Changing face of Indian cinema: Two perspectives

How has Indian cinema travelled from the 1980s till now. From the single theatres to the multiplex age. From the video parlours to the digital era.Critic and writer Jai Arjun Singh took th

Published: 30th October 2017 02:50 AM  |   Last Updated: 30th October 2017 08:40 AM   |  A+A-

By Express News Service

BHUBANESWAR: How has Indian cinema travelled from the 1980s till now. From the single theatres to the multiplex age. From the video parlours to the digital era.Critic and writer Jai Arjun Singh took the narrative of this period’s passage through the experience of eminent director Madhur Bhandarkar and actress Tillotama Shome.“The distinction between commercial and parallel cinema is now blurred.
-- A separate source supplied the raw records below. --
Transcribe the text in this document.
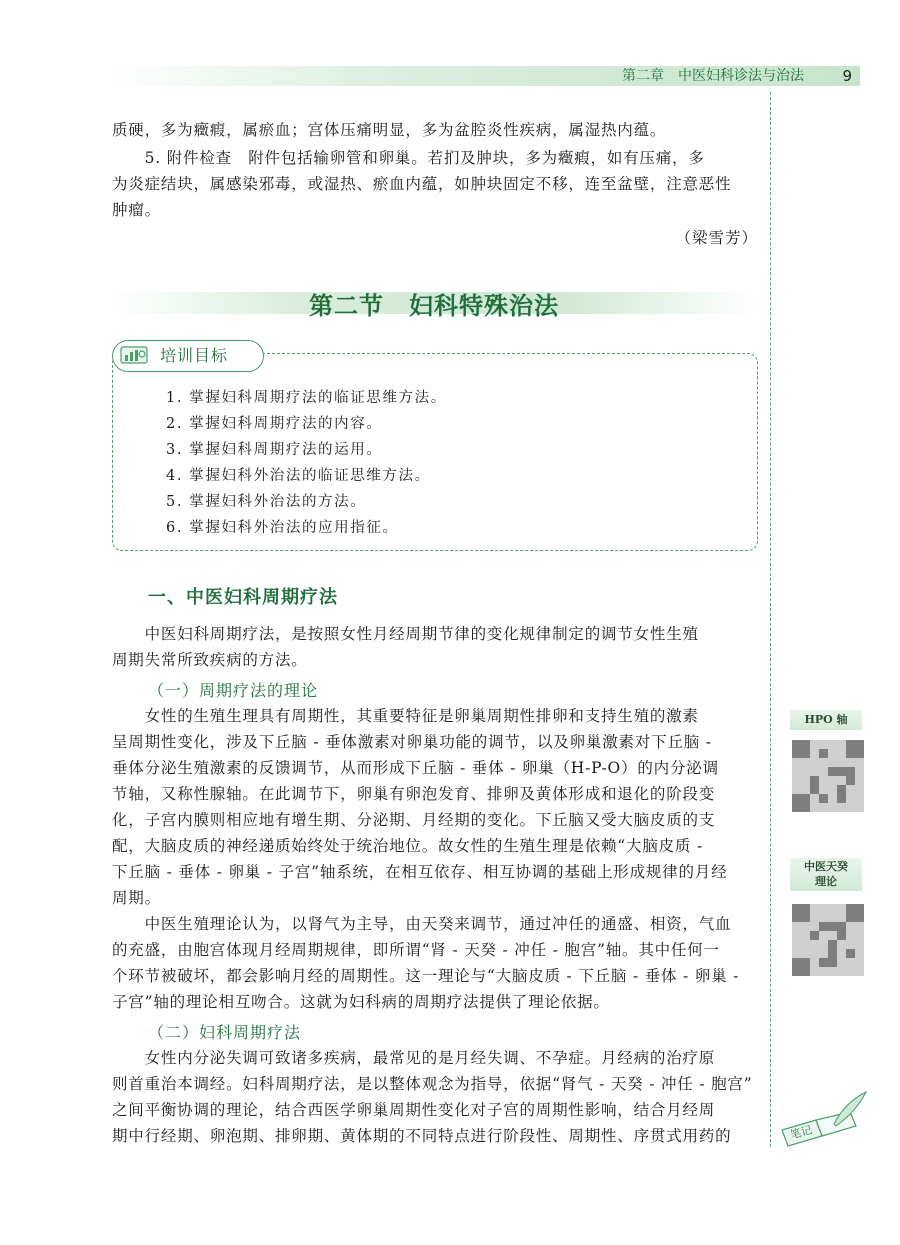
第二章　中医妇科诊法与治法	9

质硬，多为癥瘕，属瘀血；宫体压痛明显，多为盆腔炎性疾病，属湿热内蕴。

　　5. 附件检查　附件包括输卵管和卵巢。若扪及肿块，多为癥瘕，如有压痛，多

为炎症结块，属感染邪毒，或湿热、瘀血内蕴，如肿块固定不移，连至盆壁，注意恶性

肿瘤。

（梁雪芳）
第二节　妇科特殊治法
培训目标
1. 掌握妇科周期疗法的临证思维方法。
2. 掌握妇科周期疗法的内容。
3. 掌握妇科周期疗法的运用。
4. 掌握妇科外治法的临证思维方法。
5. 掌握妇科外治法的方法。
6. 掌握妇科外治法的应用指征。
一、中医妇科周期疗法

　　中医妇科周期疗法，是按照女性月经周期节律的变化规律制定的调节女性生殖

周期失常所致疾病的方法。

（一）周期疗法的理论

　　女性的生殖生理具有周期性，其重要特征是卵巢周期性排卵和支持生殖的激素

呈周期性变化，涉及下丘脑 - 垂体激素对卵巢功能的调节，以及卵巢激素对下丘脑 -

垂体分泌生殖激素的反馈调节，从而形成下丘脑 - 垂体 - 卵巢（H-P-O）的内分泌调

节轴，又称性腺轴。在此调节下，卵巢有卵泡发育、排卵及黄体形成和退化的阶段变

化，子宫内膜则相应地有增生期、分泌期、月经期的变化。下丘脑又受大脑皮质的支

配，大脑皮质的神经递质始终处于统治地位。故女性的生殖生理是依赖“大脑皮质 -

下丘脑 - 垂体 - 卵巢 - 子宫”轴系统，在相互依存、相互协调的基础上形成规律的月经

周期。

　　中医生殖理论认为，以肾气为主导，由天癸来调节，通过冲任的通盛、相资，气血

的充盛，由胞宫体现月经周期规律，即所谓“肾 - 天癸 - 冲任 - 胞宫”轴。其中任何一

个环节被破坏，都会影响月经的周期性。这一理论与“大脑皮质 - 下丘脑 - 垂体 - 卵巢 -

子宫”轴的理论相互吻合。这就为妇科病的周期疗法提供了理论依据。

（二）妇科周期疗法

　　女性内分泌失调可致诸多疾病，最常见的是月经失调、不孕症。月经病的治疗原

则首重治本调经。妇科周期疗法，是以整体观念为指导，依据“肾气 - 天癸 - 冲任 - 胞宫”

之间平衡协调的理论，结合西医学卵巢周期性变化对子宫的周期性影响，结合月经周

期中行经期、卵泡期、排卵期、黄体期的不同特点进行阶段性、周期性、序贯式用药的

HPO 轴
中医天癸
理论
笔记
Actors are doing films which are kind of unclassified because it so much more nuanced,” Singh said as his described the movement away from the grand narrative of Bollywood cinema to the contemporary films which are into specificities and authenticity.

Bhandarkar recalled the 1980s when he was enamoured by both potboilers like Himmatwalla and Justice Choudhury to the films like ‘Ardh Satya’ and ‘Jaane Bhi Do Yaaro’ which mirrored hard reality.
“In last 10-15 years, there has been a revamp and now people want intelligent and logical cinema. Potboilers, of course, run but films are much more content driven now,” the director of “Indu Sarkar” said.
Shome, who described herself as an outsider who gatecrashed into acting, was candid and immensely honest about her journey and experience. “My father was in the Indian Air Force and he would get posted to a new place every three years. We would learn a new language and before we knew, we had to forget it and learn another one. I was trying to fake it till I make it,” she said.

However, it is the gypsy like wandering which prepared her for the eventual choice of profession in acting. “I need to work hard. I need to prepare,” said the award-winning actress whose body of art includes gems like “Monsoon Wedding,” “Qissa,” “Children of War,” “Budhia Singh: Born to Run” and “Death in the Gunj.”
She felt that the pleasures of acting in shoestring-budget films is everyone comes prepared to overcome the challenge of constraints. Shome revealed how she was offered nothing except role of a maid after her debut in the acclaimed “Monsoon Wedding” in which she played a maid.
“I did want to get bored. So I went off to US, studied drama therapy, taught in prisons and when I came back, I was ready,” she said. She has won laurels for her accomplished work.